We live in a material world and there are material mechanisms behind it science seeks to understand by empiricle investigation these mechanisms. Whether a God created it or it just happened is an irrelevance to science. Science knows the structure of DNA, it knows the mechanisms, ie the chemical bonds, it knows what DNA is made out (arsenic included now) what it doesn't know, is how atoms and molecules that have nothing more than electromagnetic attraction and a desire to obtain noble gas status not only become encoded, but can also manufacture other molecules. I doubt that science ever will.

There's certainly nothing in this article that's remotely near a step forward.


I would advise you to study much more science in detail, it's cool.
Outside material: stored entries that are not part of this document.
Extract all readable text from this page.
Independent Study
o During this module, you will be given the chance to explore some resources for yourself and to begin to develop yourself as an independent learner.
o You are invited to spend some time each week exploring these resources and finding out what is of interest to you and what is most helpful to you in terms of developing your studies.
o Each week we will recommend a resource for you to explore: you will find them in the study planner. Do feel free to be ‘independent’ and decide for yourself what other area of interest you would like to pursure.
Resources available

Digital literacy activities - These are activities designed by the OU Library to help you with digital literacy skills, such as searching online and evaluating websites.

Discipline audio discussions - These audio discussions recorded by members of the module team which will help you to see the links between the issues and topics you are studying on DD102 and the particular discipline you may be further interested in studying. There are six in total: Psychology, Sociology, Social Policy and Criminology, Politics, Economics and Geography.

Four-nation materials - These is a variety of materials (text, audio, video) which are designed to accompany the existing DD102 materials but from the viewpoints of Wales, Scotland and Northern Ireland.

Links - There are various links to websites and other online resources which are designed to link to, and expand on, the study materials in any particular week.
Big GrinBig GrinBig Grin

Well you seem to have read a lot of things into a 3 sentence post. I never suggested this was anything other than the discovery of bacteria capable of fixing Arsenic. It was you who brought up DNA encoding when the article is about this discovery offering 'new hope in the search for other organisms on Earth and beyond', you bizarrely lament this discovery because it wasn't a different discovery.

There's nothing wrong with a bit of passion and excitement in your work, it's science not accountancy, and it would have been a rather flat article if it was a bunch of dull quotes saying nothing and offering no thoughts or opinions. You object to speculation, why? speculation is important, it's not as if this is being rushed out to the masses as the definitive answer to the emergence of life. Why not speculate and imagine, and allow it to take you into other areas of research and ideas.

I spoke about religion, not god, there's a difference. The entity(s) 'God' is indeed, by most definitions, out of the realm of science, but religion is full of, and to many dependent on, claims, stories and miracles that directly conflict with scientific findings. I was suggesting that scientific discovery in general - not this latest discovery, hence it being added as a plus point after saying 'Nature and scientific discovery are wonderful things' - has, and does, continue indirectly to give religion the near coup de grâce kick in the sacks it deserves. Of course it's not the 'aim' of science to disprove religion, that's the bonus that comes from it as far as I'm concerned. You may not care in the slightest about religion, fine, but I see it as sinister, harmful, abusive and restricting. I'm suprised, given the oft abuse of science by creationists - a young earth, law-violating evolution, intelligent design and irreducible complexity etc. that you aren't in anyway concerned that this misapplication of science, in the name of religion, is being fed as fact to children from birth to deny them their natural choices, opinions and personalities.

As to your final advice, 'I would advise you to study much more science in detail...', firstly, don't be patronising; and secondly,'it's cool', yes I know, that was the sodding reason for my post.